David Schraven [00:38:22]:
Der war aus der Gruppe rund den Ali.
Uwe Martin [00:38:25]:
Ok
David Schraven [00:38:25]:
Den habe ich gesehen und wusste, dass es den gibt. Der ist talentiert, der kann was. Aber weil er Tschicksal ist, hat er den in die Lkw-Wäsche gespült. Dann habe ich gesagt, komm zu uns. Dann ist das erst mal eine Aufgabe, Arbeitsweise beizubringen. Dann hat er erst mal ein Praktikum gemacht. Und dann halt ein Volontariat. Und in der Zeit mit dem Volontariat habe ich mit dem das Konzept für die Jugendredaktion aufgebaut. Und der hat dann die erste Jugendredaktion geleitet, hat dann den nächsten Schritt gemacht. Und so wächst das immer weiter. Und das geht halt immer die Menschen, immer das Individuum, nicht um die Masse.
Uwe Martin [00:39:06]:
Also das heißt, der spricht dann die Jugendlichen an, die jetzt hier reden?

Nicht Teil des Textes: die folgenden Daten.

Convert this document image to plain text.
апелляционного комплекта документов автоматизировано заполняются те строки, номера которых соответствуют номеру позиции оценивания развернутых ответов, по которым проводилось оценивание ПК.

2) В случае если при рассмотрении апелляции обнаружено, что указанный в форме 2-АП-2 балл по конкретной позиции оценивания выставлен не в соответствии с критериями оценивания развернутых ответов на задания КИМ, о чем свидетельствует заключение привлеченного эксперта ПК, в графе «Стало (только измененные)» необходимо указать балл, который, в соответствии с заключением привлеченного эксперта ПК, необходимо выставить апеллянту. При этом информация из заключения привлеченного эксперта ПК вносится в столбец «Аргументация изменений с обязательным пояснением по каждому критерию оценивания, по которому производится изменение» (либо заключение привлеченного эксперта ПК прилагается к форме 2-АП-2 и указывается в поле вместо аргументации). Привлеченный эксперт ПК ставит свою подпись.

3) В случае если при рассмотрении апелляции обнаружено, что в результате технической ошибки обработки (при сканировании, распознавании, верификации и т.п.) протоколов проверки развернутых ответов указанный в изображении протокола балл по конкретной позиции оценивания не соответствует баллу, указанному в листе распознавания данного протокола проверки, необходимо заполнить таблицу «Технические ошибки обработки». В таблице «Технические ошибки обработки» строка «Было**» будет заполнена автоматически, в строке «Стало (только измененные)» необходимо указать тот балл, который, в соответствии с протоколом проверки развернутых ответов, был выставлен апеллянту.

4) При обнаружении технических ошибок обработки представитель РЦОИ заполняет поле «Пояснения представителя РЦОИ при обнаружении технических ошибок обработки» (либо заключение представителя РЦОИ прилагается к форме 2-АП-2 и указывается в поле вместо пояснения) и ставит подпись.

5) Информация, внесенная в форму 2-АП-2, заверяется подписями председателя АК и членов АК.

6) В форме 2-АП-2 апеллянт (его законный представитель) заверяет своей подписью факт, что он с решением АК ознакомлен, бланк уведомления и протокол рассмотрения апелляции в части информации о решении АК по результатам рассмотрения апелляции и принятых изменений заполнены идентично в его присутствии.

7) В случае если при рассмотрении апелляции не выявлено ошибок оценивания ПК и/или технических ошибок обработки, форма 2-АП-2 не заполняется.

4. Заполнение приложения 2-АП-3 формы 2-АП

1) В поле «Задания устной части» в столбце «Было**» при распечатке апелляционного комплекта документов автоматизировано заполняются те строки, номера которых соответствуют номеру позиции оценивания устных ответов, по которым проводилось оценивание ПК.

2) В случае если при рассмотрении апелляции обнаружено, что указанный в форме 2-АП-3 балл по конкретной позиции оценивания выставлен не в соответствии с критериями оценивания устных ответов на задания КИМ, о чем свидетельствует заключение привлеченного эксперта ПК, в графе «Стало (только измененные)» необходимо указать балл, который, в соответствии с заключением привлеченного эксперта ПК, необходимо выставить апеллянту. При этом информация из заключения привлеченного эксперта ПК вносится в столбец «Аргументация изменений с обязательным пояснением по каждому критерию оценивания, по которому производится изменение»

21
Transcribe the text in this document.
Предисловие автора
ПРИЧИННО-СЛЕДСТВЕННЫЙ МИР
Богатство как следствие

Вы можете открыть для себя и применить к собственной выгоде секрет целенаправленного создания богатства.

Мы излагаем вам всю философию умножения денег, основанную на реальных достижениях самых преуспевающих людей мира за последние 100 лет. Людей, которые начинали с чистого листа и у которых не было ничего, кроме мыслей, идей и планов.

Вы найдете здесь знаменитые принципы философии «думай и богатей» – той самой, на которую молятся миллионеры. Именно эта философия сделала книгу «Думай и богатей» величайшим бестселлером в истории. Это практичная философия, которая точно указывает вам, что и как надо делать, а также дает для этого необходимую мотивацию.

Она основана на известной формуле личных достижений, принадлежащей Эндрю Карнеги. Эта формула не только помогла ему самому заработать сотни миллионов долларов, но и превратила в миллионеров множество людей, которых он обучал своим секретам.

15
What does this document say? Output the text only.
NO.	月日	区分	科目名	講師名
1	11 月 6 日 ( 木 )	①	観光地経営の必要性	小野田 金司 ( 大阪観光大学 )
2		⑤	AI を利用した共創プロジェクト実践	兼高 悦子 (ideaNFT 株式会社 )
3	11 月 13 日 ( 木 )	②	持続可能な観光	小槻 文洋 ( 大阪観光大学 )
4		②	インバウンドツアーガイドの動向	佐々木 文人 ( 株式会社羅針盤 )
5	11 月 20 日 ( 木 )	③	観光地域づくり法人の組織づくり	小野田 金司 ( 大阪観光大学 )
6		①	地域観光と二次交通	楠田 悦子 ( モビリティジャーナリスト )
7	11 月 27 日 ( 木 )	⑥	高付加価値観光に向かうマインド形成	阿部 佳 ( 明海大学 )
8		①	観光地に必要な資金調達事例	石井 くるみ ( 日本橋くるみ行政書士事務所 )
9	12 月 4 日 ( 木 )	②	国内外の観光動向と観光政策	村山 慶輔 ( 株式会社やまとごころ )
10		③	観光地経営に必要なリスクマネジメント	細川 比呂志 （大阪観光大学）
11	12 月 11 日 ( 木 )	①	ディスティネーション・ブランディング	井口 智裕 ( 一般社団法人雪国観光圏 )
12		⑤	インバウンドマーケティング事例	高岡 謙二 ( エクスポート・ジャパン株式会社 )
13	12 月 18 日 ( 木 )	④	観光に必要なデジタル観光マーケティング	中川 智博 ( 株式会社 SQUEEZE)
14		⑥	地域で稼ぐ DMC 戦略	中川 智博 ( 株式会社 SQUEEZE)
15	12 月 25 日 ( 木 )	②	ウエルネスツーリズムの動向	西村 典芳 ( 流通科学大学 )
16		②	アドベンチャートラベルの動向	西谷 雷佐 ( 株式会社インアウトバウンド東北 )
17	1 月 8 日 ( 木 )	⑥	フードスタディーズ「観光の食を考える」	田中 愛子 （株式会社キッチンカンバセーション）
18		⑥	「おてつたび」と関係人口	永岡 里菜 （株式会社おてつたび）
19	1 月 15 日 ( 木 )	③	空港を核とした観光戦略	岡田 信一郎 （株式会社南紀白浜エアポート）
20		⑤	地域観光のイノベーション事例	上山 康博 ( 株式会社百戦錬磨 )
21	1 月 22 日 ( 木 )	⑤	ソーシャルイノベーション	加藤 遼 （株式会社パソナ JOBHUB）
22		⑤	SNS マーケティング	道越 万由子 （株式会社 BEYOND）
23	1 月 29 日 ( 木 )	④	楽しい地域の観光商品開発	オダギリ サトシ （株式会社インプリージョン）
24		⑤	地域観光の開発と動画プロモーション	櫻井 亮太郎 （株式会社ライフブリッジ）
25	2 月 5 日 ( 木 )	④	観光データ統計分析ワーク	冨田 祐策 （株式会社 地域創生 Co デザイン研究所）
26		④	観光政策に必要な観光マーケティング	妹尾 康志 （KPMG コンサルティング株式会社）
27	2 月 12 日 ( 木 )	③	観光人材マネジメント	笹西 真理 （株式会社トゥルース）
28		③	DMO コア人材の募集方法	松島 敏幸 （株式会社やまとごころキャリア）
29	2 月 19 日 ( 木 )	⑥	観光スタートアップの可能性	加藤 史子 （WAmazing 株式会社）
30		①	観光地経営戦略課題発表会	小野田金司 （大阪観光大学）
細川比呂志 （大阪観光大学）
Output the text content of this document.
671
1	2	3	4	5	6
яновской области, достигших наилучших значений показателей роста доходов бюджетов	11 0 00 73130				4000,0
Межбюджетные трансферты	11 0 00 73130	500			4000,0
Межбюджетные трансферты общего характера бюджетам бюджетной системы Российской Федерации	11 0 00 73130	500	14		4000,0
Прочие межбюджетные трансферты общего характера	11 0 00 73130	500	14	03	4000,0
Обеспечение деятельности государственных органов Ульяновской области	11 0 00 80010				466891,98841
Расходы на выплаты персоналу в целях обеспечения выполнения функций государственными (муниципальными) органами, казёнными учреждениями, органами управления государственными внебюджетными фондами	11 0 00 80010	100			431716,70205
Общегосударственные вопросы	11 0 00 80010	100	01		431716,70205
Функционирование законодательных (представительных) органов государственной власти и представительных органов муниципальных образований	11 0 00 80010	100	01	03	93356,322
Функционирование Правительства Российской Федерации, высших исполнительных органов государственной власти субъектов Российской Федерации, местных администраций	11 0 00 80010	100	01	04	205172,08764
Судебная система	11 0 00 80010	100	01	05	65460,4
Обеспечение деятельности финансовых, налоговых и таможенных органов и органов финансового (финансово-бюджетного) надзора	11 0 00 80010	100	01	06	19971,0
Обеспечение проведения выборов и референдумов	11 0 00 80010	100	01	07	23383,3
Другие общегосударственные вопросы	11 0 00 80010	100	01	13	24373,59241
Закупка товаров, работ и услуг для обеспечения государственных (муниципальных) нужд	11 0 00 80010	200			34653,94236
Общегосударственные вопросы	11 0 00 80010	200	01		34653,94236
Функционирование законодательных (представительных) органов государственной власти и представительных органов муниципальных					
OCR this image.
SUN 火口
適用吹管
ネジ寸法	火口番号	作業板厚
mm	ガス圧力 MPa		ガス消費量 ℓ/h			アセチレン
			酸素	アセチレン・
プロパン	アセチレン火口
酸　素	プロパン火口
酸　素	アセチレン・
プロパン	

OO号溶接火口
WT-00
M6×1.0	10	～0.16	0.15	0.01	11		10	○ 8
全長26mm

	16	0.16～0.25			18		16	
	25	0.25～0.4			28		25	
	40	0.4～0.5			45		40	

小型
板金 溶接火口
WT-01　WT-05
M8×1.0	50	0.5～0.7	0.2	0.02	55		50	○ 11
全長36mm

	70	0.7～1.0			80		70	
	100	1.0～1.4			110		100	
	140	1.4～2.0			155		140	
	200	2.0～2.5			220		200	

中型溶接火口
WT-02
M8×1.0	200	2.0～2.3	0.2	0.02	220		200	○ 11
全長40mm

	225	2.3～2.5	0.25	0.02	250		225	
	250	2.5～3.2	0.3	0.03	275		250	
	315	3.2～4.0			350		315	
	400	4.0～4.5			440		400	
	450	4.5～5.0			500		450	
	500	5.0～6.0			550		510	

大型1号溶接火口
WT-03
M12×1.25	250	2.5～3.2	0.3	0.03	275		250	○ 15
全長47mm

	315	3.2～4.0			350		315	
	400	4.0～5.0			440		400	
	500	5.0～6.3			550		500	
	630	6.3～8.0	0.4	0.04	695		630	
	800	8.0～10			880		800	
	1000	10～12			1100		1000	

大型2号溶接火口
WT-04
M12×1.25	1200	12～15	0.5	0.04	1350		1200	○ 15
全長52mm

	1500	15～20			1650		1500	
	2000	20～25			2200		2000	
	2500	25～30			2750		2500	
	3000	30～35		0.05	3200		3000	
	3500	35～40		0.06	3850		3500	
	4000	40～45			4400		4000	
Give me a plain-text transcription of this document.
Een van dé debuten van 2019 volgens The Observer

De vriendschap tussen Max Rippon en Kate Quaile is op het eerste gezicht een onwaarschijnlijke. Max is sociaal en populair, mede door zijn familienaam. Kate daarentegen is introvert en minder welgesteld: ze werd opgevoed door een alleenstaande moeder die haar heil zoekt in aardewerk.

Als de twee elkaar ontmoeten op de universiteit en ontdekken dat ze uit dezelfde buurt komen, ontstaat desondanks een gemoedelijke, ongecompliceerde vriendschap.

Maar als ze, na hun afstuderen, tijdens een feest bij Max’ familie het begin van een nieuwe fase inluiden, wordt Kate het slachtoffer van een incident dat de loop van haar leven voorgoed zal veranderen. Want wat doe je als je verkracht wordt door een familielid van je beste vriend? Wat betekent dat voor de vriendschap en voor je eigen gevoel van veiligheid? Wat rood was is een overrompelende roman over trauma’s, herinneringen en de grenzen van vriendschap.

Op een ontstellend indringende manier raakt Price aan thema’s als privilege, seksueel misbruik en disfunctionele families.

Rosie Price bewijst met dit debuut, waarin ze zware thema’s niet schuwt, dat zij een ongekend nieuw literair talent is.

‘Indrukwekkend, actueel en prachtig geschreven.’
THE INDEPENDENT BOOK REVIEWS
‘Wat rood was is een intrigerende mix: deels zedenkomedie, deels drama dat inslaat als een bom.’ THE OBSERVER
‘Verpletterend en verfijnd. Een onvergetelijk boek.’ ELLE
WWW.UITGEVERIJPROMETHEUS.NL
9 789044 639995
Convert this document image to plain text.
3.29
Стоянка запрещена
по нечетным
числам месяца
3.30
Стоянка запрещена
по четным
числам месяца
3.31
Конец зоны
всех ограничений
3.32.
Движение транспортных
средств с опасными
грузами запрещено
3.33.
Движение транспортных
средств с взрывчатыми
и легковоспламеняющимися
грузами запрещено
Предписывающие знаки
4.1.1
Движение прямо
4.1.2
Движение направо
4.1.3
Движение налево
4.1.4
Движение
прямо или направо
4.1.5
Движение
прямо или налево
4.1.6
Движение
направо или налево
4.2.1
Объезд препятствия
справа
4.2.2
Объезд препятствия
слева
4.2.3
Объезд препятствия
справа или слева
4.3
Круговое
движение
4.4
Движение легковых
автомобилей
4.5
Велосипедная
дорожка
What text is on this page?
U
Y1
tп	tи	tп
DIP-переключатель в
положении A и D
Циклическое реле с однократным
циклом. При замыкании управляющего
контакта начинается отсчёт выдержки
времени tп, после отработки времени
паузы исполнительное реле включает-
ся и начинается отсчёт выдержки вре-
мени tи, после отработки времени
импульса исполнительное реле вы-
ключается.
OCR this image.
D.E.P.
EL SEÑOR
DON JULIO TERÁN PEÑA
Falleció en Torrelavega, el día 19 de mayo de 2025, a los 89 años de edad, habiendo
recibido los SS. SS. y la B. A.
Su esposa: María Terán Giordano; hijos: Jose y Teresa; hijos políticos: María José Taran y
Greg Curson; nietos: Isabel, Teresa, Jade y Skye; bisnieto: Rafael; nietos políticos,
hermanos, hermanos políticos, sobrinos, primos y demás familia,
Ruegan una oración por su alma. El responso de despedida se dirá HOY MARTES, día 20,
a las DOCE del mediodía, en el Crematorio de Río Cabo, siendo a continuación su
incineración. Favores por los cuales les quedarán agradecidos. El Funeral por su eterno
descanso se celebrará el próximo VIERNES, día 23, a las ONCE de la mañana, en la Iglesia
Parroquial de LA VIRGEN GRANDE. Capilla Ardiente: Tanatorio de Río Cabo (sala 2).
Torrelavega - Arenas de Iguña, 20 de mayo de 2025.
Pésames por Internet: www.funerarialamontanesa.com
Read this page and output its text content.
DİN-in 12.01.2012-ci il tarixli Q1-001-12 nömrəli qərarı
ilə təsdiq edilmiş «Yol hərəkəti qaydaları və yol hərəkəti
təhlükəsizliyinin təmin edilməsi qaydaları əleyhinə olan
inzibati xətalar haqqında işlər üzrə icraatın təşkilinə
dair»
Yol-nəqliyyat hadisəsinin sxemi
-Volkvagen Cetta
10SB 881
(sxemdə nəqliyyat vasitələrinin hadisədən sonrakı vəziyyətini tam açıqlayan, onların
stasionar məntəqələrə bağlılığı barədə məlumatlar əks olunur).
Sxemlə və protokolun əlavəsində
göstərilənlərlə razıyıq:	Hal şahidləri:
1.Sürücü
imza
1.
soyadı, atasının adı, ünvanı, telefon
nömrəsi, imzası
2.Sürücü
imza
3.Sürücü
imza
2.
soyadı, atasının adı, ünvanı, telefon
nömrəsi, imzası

David Schraven [00:39:09]:
Der hat dann damals die Jugendlichen angesprochen, der hat dann das weitergeführt. Ich kann das nicht machen, ich bin zu alt. Ich hatte ja nachher für einen Kinderschein. Ich habe denen gesagt, nee, das müssen Jugendliche machen, aber ich kann dafür sorgen, dass ich junge Leute beschäftige, die das können.
Uwe Martin [00:39:22]:
Also du schaffst da wieder, wie auch auf diesem Marktplatz oder mit dieser Redaktion eine Anlaufstelle, ein soziales Gefüge oder so, wo dann Sachen passieren können.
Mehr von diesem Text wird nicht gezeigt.